Loro, i giovani, vogliono la libertà dei coetanei occidentali. I cellulari a lungo proibiti, Internet, un po’ di consumi in più, una televisione che non ti dica ogni santo giorno che il mondo è brutto e Cuba è bella, la possibilità di uscire con i giovani occidentali senza che la polizia ti chieda cosa stai facendo. Per questo la nostalgia di Cuba è nostalgia dei luoghi e degli affetti, della gente, ma la libertà europea è impagabile e per chi ha 24 anni come Dyanorys vale di più. “A Cuba ci torno se cambia”. Fin qui è tutto logico, tutto perfettamente compatibile con quel che pensi da anni di Cuba e di Fidel. La svolta, che si fa storia di incontri, arriva a metà cena. Basta un accenno alla vita londinese. “A Londra in questo momento puoi anche morire di fame e non c’è nessuno che ti aiuti”, dice Dyanorys.
Già, pensa ognuno, la crisi che getta nella disperazione le famiglie… “Ma questo a Cuba non succede”, ecco le sei parole, “questo a Cuba non è possibile”, spiega alzando la voce la ragazza.
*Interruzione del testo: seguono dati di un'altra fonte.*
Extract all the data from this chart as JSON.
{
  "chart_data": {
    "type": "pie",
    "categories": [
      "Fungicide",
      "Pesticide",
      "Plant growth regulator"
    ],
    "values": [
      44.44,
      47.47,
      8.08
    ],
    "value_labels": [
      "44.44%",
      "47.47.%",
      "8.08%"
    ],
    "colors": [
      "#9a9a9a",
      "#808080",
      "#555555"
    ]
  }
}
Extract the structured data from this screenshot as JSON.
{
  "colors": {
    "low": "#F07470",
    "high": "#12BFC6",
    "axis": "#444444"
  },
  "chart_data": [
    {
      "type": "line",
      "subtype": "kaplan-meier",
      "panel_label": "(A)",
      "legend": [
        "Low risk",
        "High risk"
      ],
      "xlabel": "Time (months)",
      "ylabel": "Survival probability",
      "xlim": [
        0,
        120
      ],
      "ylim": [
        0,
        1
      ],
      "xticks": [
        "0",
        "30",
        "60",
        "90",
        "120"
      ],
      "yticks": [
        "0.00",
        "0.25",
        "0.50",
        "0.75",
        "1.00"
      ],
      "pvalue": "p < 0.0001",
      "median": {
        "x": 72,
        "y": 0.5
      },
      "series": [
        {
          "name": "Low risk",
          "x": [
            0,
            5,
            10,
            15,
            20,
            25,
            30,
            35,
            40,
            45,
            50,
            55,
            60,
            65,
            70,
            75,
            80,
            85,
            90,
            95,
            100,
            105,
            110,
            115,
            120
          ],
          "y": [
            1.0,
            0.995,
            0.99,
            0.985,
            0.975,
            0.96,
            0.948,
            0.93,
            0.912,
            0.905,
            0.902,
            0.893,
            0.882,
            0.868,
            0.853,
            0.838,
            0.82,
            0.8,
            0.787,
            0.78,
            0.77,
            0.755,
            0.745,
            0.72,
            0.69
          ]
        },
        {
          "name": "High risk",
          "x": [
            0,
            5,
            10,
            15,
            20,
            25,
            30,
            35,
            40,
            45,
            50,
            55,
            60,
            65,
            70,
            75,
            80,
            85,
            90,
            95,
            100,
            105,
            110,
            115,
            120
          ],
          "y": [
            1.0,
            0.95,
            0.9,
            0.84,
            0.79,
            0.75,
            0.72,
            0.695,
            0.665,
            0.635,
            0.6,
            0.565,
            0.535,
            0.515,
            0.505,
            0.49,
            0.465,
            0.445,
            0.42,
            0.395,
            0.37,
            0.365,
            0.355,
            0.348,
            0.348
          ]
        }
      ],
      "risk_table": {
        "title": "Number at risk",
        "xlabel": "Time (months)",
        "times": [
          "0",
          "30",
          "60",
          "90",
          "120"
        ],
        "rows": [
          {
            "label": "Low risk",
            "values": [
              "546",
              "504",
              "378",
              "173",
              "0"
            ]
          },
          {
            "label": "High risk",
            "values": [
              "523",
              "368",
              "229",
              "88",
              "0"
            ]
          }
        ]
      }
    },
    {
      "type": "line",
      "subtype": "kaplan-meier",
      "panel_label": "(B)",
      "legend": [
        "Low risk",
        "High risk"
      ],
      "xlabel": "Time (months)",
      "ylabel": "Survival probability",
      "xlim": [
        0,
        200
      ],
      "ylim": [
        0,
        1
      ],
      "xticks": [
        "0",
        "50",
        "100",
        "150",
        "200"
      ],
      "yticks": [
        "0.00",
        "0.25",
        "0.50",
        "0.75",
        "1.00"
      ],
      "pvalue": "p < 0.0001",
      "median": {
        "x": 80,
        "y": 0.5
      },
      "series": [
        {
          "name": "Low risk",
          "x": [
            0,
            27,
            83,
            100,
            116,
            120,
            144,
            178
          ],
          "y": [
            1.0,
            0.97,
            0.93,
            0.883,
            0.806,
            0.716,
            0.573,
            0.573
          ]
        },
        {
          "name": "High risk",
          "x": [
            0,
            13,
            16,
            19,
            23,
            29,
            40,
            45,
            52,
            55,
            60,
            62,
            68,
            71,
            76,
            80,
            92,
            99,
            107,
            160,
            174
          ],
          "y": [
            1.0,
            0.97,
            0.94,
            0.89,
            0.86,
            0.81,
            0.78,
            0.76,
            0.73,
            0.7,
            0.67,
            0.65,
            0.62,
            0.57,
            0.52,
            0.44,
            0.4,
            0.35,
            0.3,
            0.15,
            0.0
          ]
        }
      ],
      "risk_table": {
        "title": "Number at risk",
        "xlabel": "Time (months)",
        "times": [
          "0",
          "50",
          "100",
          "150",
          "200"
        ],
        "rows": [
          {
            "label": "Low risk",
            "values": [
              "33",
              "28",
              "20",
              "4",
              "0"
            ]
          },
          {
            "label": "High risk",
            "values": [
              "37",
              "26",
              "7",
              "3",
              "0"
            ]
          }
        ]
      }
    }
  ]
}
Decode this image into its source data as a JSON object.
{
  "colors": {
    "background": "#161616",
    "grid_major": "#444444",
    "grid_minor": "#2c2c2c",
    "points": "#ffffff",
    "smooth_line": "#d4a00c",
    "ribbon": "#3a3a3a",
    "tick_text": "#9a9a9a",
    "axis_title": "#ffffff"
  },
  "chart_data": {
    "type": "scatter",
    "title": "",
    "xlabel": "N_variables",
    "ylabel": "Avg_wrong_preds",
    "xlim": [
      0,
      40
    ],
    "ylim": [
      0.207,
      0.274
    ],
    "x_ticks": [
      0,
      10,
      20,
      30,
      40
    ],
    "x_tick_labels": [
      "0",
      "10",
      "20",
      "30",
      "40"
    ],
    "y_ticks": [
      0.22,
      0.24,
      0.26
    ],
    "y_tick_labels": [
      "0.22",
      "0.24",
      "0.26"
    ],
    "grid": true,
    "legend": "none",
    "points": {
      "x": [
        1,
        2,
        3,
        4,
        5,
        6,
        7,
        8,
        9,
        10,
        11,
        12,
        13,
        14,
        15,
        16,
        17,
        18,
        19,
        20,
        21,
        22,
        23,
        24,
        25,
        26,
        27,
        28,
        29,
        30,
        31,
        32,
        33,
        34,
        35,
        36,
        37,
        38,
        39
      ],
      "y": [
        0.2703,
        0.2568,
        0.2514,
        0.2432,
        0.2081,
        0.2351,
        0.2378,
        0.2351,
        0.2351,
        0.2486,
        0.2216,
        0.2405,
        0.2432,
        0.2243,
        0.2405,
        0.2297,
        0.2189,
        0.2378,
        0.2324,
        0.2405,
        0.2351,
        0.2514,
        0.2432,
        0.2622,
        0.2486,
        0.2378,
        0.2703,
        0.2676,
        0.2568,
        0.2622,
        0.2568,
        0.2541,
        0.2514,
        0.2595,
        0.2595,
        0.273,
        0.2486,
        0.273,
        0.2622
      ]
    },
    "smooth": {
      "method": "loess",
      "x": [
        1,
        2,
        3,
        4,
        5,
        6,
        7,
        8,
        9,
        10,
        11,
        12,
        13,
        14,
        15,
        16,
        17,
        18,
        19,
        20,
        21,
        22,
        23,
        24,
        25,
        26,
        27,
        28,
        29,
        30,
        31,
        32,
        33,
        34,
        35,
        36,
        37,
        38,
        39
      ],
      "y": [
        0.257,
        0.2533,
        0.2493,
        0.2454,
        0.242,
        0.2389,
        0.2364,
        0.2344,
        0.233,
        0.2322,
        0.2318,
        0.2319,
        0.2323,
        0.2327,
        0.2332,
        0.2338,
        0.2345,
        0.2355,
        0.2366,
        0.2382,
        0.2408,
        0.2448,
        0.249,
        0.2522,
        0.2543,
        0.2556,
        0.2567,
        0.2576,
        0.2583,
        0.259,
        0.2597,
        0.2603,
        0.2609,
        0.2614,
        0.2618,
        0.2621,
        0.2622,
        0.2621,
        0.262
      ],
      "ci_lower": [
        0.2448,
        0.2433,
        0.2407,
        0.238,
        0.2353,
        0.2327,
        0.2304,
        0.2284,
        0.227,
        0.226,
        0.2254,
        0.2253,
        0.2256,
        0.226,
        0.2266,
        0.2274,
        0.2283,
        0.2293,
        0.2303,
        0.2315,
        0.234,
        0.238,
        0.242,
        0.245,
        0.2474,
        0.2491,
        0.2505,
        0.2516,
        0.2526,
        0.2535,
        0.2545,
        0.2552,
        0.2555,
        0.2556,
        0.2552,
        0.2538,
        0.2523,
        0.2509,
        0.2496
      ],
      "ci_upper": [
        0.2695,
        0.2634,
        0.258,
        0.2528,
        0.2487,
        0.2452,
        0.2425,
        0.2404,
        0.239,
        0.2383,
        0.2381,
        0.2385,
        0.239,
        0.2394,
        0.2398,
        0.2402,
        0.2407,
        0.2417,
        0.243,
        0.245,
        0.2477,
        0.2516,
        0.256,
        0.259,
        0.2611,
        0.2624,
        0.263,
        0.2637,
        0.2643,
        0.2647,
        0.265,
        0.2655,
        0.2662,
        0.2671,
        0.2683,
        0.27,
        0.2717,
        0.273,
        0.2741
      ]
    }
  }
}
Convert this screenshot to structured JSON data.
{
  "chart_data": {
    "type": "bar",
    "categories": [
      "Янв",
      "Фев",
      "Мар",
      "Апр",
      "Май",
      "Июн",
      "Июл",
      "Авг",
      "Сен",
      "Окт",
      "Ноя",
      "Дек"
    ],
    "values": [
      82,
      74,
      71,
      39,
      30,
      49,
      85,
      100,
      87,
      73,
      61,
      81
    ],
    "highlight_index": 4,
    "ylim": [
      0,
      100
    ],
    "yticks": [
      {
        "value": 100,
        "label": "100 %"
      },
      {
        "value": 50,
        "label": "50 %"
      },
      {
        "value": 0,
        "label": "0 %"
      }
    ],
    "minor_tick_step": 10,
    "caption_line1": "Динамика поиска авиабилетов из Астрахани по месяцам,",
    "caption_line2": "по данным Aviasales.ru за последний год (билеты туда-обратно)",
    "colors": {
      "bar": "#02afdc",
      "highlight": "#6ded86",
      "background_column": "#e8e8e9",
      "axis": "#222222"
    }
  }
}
Gli occhi si sgranano sotto la montagna di capelli ricci neri, perfino il viso cioccolato sembra accendersi. “A Londra se non puoi pagare ti tagliano l’acqua dopo due mesi anche se hai dei bambini, non gliene importa nulla. Puoi pure morire. Ma a Cuba nessuno muore di fame”. Sembra propaganda, ma detto da lei è impossibile. Tacciono tutti, la parola è solo sua. “Noi abbiamo la libreta. Ogni famiglia tutti i mesi va in una specie di supermercato e riceve tutte le cose di cui ha bisogno per vivere. Il pane, lo zucchero, l’olio, il latte, le uova, il pollo, i fagioli, il riso, il pesce, la farina, i crackers, qualche volta le patate, il caffè. Paghi quasi nulla. Ogni famiglia ha la libreta. Senza distinzioni, l’unica differenza la fa il numero delle persone. Se hai più figli prendi di più. Poi mettono un segno per dire che tu quel mese hai preso quello che ti spettava. E il mese dopo lo riavrai con sicurezza. Certo, non è quello che ti puoi permettere qui, ma è sufficiente. È importante vivere senza disperazione”. Jani, l’amica, conferma. Una accanto all’altra sono le classiche belle ragazze cubane che ogni show televisivo prenderebbe di corsa (Dyanorys ha girato anche qualche spot da ballerina), ma ora non parlano il linguaggio delle vetrine e delle luci occidentali. È come se stesse venendo fuori da loro qualcosa d’altro e di più profondo. “Noi andiamo tutti a scuola, nessun bambino deve lasciare per lavorare. Io ho preso il diploma di disegnatore informatico e non ho mai pagato nulla. Pure l’università è gratis, anche se alla fine devi restituire i libri per chi viene dopo di te. E la medicina è ben organizzata. È vero che c’è il mercato nero, che certi consumi non te li puoi permettere, che i trasporti sono un disastro, che non possiamo comunicare via Skype. O che magari ti tolgono di colpo l’energia elettrica per ore per risparmiare. Però il nostro è un popolo che non ha paura della fame. Perché il necessario ti viene dato dallo Stato. E perché la nostra gente è speciale: siamo più uniti, ci aiutiamo, un piatto di cibo lo trovi sempre.
Se hai bisogno il tuo vicino ti darà il pane, senza interesse”.